L’inserimento del Paese estero della società partner nelle white list consentirebbe la deducibilità dei costi esteri, ma di fatto non è stato mai emanato alcun decreto attuativo, e per tale ragione continua ad applicarsi la previgente normativa, che va coordinata – quanto all’individuazione degli Stati e territori fiscalmente «non virtuosi» – con il D.M. 23.1.2002.

Ai sensi dell’undicesimo comma del predetto art. 110 del TUIR, il vincolo alla deducibilità dei costi non risulta applicabile se le imprese residenti in Italia forniscono la prova che le imprese estere svolgono prevalentemente un’attività commerciale effettiva, ovvero che le operazioni poste in essere rispondono ad un effettivo interesse economico e che le stesse hanno avuto concreta esecuzione.

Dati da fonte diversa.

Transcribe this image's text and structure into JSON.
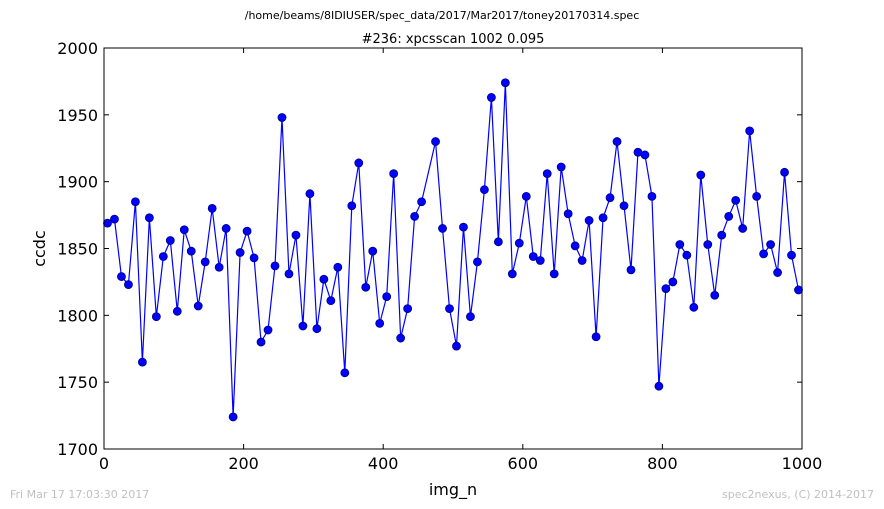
{
  "suptitle": "/home/beams/8IDIUSER/spec_data/2017/Mar2017/toney20170314.spec",
  "footer": {
    "left": "Fri Mar 17 17:03:30 2017",
    "right": "spec2nexus, (C) 2014-2017"
  },
  "colors": {
    "series": "#0000ff",
    "marker_fill": "#0000ff",
    "marker_edge": "#000080",
    "footer_text": "#c0c0c0"
  },
  "chart_data": {
    "type": "line",
    "title": "#236: xpcsscan 1002 0.095",
    "xlabel": "img_n",
    "ylabel": "ccdc",
    "xlim": [
      0,
      1000
    ],
    "ylim": [
      1700,
      2000
    ],
    "xticks": [
      "0",
      "200",
      "400",
      "600",
      "800",
      "1000"
    ],
    "yticks": [
      "1700",
      "1750",
      "1800",
      "1850",
      "1900",
      "1950",
      "2000"
    ],
    "grid": false,
    "legend": "none",
    "series": [
      {
        "x": [
          5,
          15,
          25,
          35,
          45,
          55,
          65,
          75,
          85,
          95,
          105,
          115,
          125,
          135,
          145,
          155,
          165,
          175,
          185,
          195,
          205,
          215,
          225,
          235,
          245,
          255,
          265,
          275,
          285,
          295,
          305,
          315,
          325,
          335,
          345,
          355,
          365,
          375,
          385,
          395,
          405,
          415,
          425,
          435,
          445,
          455,
          475,
          485,
          495,
          505,
          515,
          525,
          535,
          545,
          555,
          565,
          575,
          585,
          595,
          605,
          615,
          625,
          635,
          645,
          655,
          665,
          675,
          685,
          695,
          705,
          715,
          725,
          735,
          745,
          755,
          765,
          775,
          785,
          795,
          805,
          815,
          825,
          835,
          845,
          855,
          865,
          875,
          885,
          895,
          905,
          915,
          925,
          935,
          945,
          955,
          965,
          975,
          985,
          995
        ],
        "values": [
          1869,
          1872,
          1829,
          1823,
          1885,
          1765,
          1873,
          1799,
          1844,
          1856,
          1803,
          1864,
          1848,
          1807,
          1840,
          1880,
          1836,
          1865,
          1724,
          1847,
          1863,
          1843,
          1780,
          1789,
          1837,
          1948,
          1831,
          1860,
          1792,
          1891,
          1790,
          1827,
          1811,
          1836,
          1757,
          1882,
          1914,
          1821,
          1848,
          1794,
          1814,
          1906,
          1783,
          1805,
          1874,
          1885,
          1930,
          1865,
          1805,
          1777,
          1866,
          1799,
          1840,
          1894,
          1963,
          1855,
          1974,
          1831,
          1854,
          1889,
          1844,
          1841,
          1906,
          1831,
          1911,
          1876,
          1852,
          1841,
          1871,
          1784,
          1873,
          1888,
          1930,
          1882,
          1834,
          1922,
          1920,
          1889,
          1747,
          1820,
          1825,
          1853,
          1845,
          1806,
          1905,
          1853,
          1815,
          1860,
          1874,
          1886,
          1865,
          1938,
          1889,
          1846,
          1853,
          1832,
          1907,
          1845,
          1819
        ]
      }
    ]
  }
}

Inoltre, le spese e gli altri componenti negativi in tal modo deducibili devono essere separatamente indicati nella dichiarazione dei redditi.

La prova richiesta può essere fornita, alternativamente:

  • in sede di controllo fiscale, dimostrando nel contraddittorio che le imprese estere non sono finalizzate alla sottrazione di risorse all’erario italiano;

  • in via preventiva, ottenendo una risposta positiva da parte dell’Agenzia delle Entrate a una specifica istanza di interpello nelle forme di cui al sopra menzionato art. 21, L. n. 413/1991 (interpello antielusivo).

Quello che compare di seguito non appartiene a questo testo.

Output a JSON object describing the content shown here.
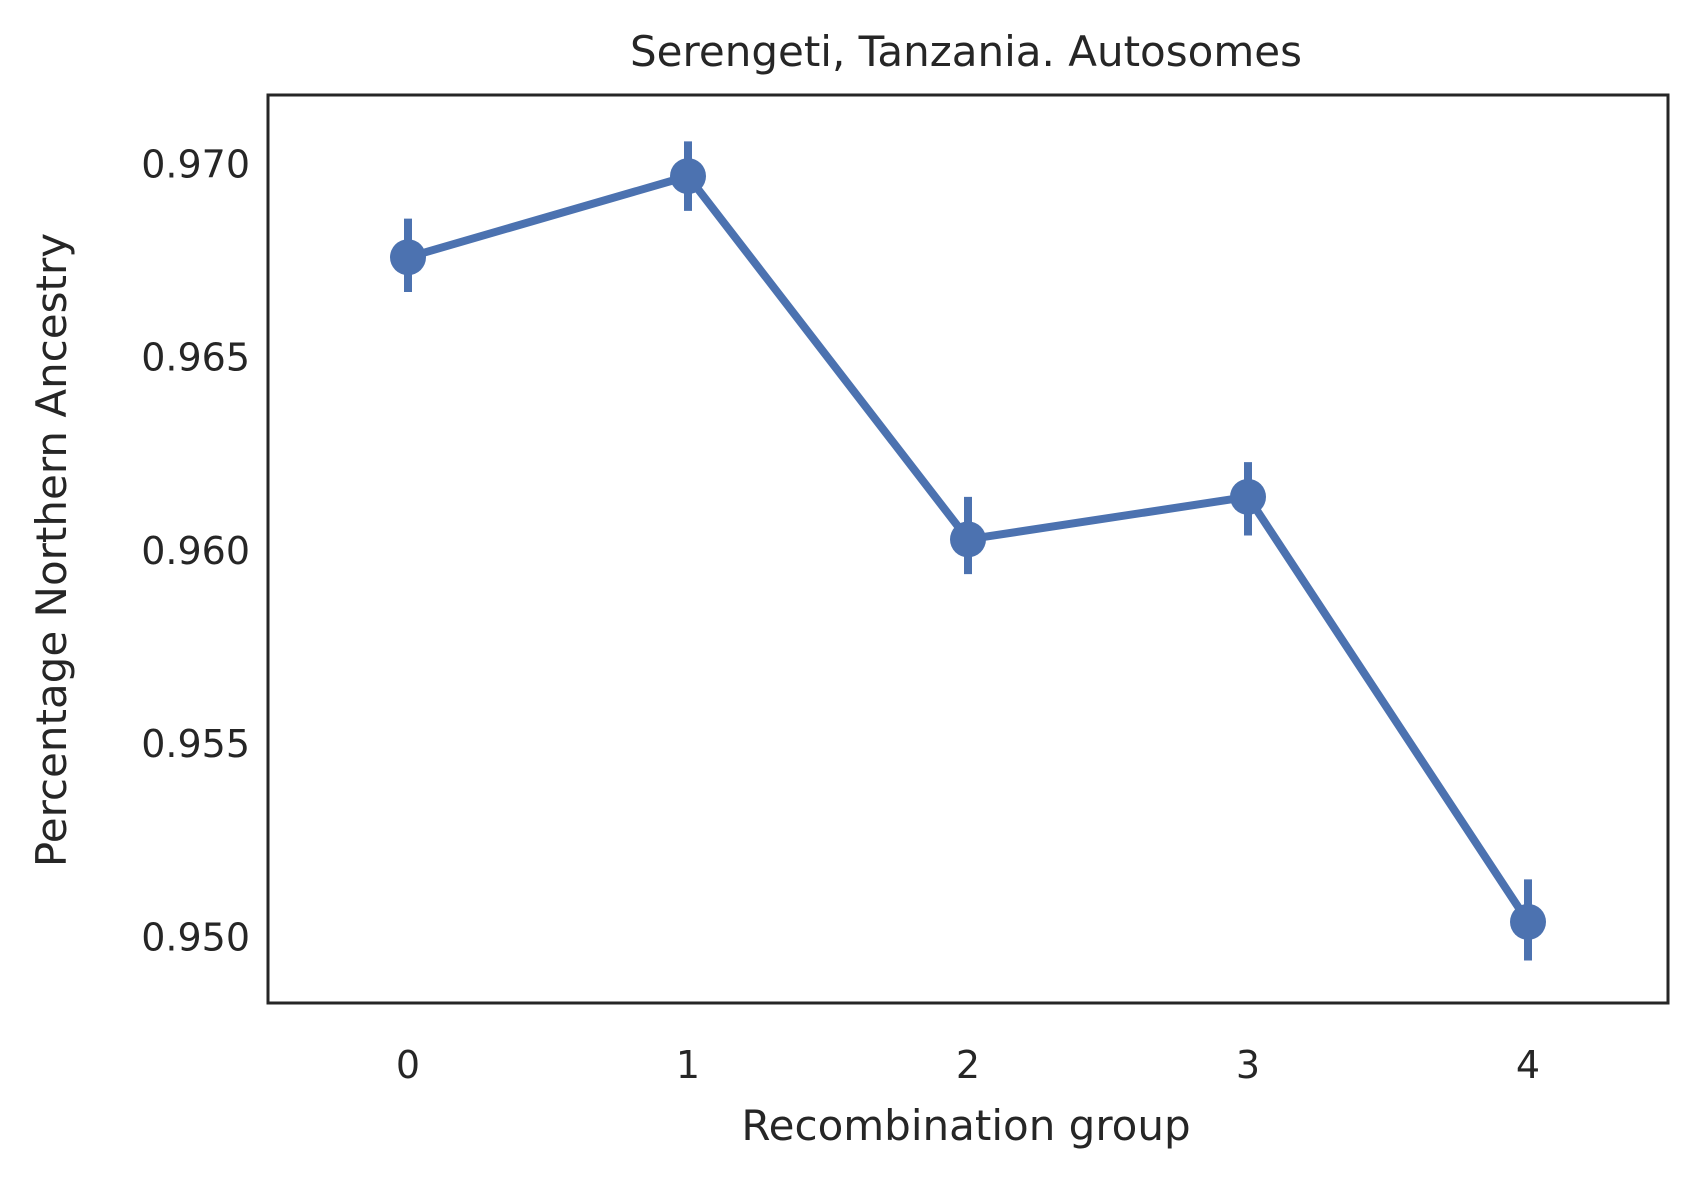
{
  "chart_data": {
    "type": "line",
    "title": "Serengeti, Tanzania. Autosomes",
    "xlabel": "Recombination group",
    "ylabel": "Percentage Northern Ancestry",
    "categories": [
      "0",
      "1",
      "2",
      "3",
      "4"
    ],
    "yticks": [
      0.95,
      0.955,
      0.96,
      0.965,
      0.97
    ],
    "ytick_labels": [
      "0.950",
      "0.955",
      "0.960",
      "0.965",
      "0.970"
    ],
    "ylim": [
      0.9483,
      0.9718
    ],
    "xlim": [
      -0.5,
      4.5
    ],
    "grid": false,
    "series": [
      {
        "name": "Northern ancestry",
        "color": "#4c72b0",
        "values": [
          0.9676,
          0.9697,
          0.9603,
          0.9614,
          0.9504
        ],
        "ci_low": [
          0.9667,
          0.9688,
          0.9594,
          0.9604,
          0.9494
        ],
        "ci_high": [
          0.9686,
          0.9706,
          0.9614,
          0.9623,
          0.9515
        ]
      }
    ]
  }
}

Deve essere rammentato che, per espresso disposto del dodicesimo comma dell’art. 110, «le disposizioni di cui ai commi 10 e 11 non si applicano per le operazioni intercorse con soggetti non residenti cui risulti applicabile gli articoli 167 o 168, concernente disposizioni in materia di imprese estere partecipate».

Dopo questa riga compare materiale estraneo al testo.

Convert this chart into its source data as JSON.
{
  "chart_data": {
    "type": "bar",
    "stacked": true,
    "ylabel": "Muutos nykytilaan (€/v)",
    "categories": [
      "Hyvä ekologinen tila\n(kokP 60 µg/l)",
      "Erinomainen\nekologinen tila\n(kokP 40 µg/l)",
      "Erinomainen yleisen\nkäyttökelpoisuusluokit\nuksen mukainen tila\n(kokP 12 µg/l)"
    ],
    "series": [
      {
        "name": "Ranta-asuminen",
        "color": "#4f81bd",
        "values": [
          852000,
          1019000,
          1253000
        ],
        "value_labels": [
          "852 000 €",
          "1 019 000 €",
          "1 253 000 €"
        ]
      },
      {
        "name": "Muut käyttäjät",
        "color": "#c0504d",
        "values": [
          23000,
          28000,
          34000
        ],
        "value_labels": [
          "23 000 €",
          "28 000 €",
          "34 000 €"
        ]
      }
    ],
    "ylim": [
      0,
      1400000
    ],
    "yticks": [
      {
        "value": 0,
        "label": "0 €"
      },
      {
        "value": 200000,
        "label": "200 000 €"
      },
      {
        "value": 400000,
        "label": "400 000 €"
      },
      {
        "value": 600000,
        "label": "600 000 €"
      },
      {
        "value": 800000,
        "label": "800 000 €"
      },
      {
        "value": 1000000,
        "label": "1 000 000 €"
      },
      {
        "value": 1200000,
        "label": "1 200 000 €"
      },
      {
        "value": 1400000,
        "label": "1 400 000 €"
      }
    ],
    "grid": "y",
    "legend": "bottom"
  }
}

Pertanto, nel caso in cui sussista un rapporto di controllo o collegamento con l’impresa estera, nei termini stabiliti dal Testo Unico, tale circostanza prevale sulla presenza di «costi esteri», e semmai risulterà applicabile lo speciale interpello in materia di società controllate e collegate estere (CFC), che segue la procedura dell’art. 11 della L. n. 212/2000 (interpello ordinario).

Il comportamento dichiarativo

I costi esteri black list – con separata indicazione di quelli per i quali siano state dimostrate le esimenti in sede di interpello – devono essere riportati nella dichiarazione dei redditi [in Unico 2012 SC: rigo RF30 – variazioni in aumento – e rigo RF52, variazioni in diminuzione].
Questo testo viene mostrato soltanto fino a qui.